CCT’s Programme Manager, Dr Pete Carr, who successfully eradicated rats from the Chagos island of Ile Vache Marine in 2014 with Dr Harper, said the findings will allow him to complete the REOP and start on the Vegetation Management Plan (VMP) which together form the Chagos Archipelago Rewilding Plan (CARP). CCT will now submit the REOP plan to the British Overseas Territory Administration to form part of their Conservation Management Framework, and funds will be sought to put the plan into action with the help of multiple stakeholders including the Zoological Society of London and the Royal Botanical Gardens, Kew.
“With this final piece of research, we are on-track to finish this phase of the rewilding project and tackle the next,” Dr Carr said. “Currently, the 11 rat-free islands hold 92% of the estimated half a million seabirds present on the Chagos Archipelago. All of these seabird islands are Strict Nature Reserves within the British Indian Ocean Territory Marine Protected Area. The seabird breeding islands are also International Union for the Conservation of Nature classified Important Bird and Biodiversity Areas, and Key Biodiversity Areas. With all islands free of rats, the archipelago will provide a sanctuary for terrestrial biodiversity, and an increased number of seabirds could help reverse the declining populations elsewhere in the Indian Ocean.”
Rats were accidentally introduced to the islands from ships in the 1700s, and because they eat turtle and bird eggs, hatchlings and nestlings, they have suppressed internationally important seabird populations, endangered turtles, and had a devastating impact on oceanic island ecosystems, also preventing the regeneration of native plants.

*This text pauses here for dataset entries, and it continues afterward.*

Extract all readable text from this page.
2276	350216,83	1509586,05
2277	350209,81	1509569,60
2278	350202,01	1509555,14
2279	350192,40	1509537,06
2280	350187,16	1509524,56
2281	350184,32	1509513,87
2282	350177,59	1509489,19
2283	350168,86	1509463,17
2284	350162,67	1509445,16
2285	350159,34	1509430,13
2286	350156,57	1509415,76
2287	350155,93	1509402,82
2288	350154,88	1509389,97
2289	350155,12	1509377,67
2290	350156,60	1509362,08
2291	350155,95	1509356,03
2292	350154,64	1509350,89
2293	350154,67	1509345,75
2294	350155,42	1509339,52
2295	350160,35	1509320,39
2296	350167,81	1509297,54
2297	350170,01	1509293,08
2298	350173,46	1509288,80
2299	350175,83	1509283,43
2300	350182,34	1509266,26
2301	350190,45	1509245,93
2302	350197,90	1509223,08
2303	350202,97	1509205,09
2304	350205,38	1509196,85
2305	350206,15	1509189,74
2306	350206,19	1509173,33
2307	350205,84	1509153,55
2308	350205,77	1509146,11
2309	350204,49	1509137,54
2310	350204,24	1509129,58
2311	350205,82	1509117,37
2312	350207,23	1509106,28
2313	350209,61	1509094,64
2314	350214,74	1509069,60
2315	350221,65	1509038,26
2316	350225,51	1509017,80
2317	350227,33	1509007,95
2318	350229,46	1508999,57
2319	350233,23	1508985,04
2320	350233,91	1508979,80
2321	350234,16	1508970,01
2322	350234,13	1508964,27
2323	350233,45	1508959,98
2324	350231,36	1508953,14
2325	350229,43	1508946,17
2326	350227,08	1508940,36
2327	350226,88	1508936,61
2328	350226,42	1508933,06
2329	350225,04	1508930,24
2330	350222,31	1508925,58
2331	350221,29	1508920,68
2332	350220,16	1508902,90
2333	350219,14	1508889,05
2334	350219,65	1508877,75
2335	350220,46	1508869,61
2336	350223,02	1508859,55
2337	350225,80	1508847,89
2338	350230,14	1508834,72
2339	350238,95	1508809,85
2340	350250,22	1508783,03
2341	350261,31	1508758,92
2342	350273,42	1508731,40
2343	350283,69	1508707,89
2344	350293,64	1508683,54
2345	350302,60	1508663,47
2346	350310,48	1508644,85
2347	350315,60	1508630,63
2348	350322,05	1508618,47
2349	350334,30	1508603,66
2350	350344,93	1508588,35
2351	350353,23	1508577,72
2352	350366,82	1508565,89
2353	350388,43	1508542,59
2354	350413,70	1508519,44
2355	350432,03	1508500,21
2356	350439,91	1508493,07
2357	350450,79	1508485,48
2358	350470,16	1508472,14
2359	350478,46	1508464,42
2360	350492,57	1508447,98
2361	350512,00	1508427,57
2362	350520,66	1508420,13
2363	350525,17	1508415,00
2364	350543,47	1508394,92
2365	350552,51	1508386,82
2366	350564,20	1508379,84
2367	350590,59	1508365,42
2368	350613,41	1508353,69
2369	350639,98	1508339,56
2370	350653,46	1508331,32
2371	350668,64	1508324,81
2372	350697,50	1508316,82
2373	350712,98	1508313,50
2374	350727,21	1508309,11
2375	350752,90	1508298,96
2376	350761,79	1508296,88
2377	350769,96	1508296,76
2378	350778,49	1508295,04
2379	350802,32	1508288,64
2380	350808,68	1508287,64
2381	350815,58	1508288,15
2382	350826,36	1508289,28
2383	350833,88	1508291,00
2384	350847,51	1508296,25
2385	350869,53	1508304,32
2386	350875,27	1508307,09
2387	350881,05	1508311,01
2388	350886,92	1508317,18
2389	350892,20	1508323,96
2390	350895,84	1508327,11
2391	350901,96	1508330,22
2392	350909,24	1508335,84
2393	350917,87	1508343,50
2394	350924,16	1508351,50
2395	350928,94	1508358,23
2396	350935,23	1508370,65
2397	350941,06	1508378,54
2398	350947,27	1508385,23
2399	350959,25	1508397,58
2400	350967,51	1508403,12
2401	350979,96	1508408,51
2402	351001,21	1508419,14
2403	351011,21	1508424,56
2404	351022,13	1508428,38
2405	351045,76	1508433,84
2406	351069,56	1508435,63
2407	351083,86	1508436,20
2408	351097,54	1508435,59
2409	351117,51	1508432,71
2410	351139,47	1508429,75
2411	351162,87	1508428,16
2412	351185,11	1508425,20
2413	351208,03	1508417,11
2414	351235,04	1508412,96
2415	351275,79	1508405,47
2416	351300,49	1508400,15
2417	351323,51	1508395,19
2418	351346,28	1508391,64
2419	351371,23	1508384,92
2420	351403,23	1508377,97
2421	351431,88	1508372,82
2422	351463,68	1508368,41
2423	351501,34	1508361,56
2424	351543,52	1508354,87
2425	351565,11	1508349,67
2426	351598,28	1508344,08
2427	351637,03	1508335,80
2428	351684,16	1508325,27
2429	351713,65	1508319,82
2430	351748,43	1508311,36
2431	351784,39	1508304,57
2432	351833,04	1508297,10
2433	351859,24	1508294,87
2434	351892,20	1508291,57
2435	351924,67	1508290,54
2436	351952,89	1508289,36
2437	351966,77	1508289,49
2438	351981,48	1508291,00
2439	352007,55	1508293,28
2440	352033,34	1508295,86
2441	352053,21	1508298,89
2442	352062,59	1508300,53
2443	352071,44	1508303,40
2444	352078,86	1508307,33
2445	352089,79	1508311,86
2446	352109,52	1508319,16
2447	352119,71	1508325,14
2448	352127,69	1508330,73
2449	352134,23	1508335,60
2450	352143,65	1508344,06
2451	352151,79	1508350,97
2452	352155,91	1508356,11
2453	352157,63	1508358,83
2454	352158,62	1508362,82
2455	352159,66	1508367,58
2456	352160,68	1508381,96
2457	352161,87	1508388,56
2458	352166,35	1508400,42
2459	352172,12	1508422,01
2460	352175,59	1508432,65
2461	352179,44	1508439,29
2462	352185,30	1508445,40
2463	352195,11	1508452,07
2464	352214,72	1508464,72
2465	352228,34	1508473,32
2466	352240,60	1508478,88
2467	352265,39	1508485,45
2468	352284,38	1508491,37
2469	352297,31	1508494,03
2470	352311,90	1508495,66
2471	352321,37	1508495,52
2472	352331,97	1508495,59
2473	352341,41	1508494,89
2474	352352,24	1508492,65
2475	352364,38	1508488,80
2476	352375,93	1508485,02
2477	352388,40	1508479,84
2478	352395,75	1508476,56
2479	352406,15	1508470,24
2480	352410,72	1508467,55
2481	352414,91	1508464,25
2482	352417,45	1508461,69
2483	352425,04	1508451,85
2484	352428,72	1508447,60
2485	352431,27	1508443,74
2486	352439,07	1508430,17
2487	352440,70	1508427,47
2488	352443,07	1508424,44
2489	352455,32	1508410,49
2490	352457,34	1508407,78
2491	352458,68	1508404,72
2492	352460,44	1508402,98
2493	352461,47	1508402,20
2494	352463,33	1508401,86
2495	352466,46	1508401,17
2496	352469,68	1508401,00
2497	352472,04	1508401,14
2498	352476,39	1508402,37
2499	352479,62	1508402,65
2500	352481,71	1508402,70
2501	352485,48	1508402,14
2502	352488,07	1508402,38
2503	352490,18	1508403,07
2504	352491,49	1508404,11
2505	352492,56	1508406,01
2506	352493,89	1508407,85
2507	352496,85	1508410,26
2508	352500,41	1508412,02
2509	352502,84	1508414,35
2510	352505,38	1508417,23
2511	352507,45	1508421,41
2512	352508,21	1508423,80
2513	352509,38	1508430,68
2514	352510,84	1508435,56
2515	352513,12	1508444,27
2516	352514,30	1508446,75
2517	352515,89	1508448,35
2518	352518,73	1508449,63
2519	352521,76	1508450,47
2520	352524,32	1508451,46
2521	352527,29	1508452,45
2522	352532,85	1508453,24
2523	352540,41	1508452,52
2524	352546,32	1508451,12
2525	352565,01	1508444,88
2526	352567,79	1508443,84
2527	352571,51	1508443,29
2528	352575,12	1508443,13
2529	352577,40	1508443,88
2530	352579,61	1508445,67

Successfully eradicating rats will increase biodiversity on the islands, providing a safe haven for seabirds to nest and contribute to a healthy ecosystem.
Research conducted on previous expeditions have demonstrated how seabirds on tropical islands enhance the surrounding seas due to their droppings which act like natural fertiliser. Fish grow faster and larger, and coral communities’ resilience strengthens against the negative effects of climate change such as bleaching. Scientists working in the Chagos Archipelago have demonstrated that by rewilding (eradicating rats and converting abandoned coconut plantations) 1km2 of an ecologically degraded island could, hypothetically, more than treble the number of breeding seabirds in the entire archipelago.
“Our research will help the next phase of CCT’s rewilding plans,” Dr Harper said. “The plans will manage the abandoned coconut plantations and eradicate the rats, so a more natural, seabird-driven ecosystem will regenerate, resulting in healthier islands and coral reefs, creating a refuge for native species such as the iconic coconut crab and red-footed booby.”
Chagos Conservation Trust Director, Sarah Puntan-Galea, said: “In a world ravaged by destruction and exploitation, the Chagos Archipelago has become a precious marine environment which CCT strives to protect. This expedition’s research will allow our rewilding plans to continue to enhance the islands and surrounding reefs and seas that more than a thousand different types of fish and coral call home - and for future generations to appreciate.”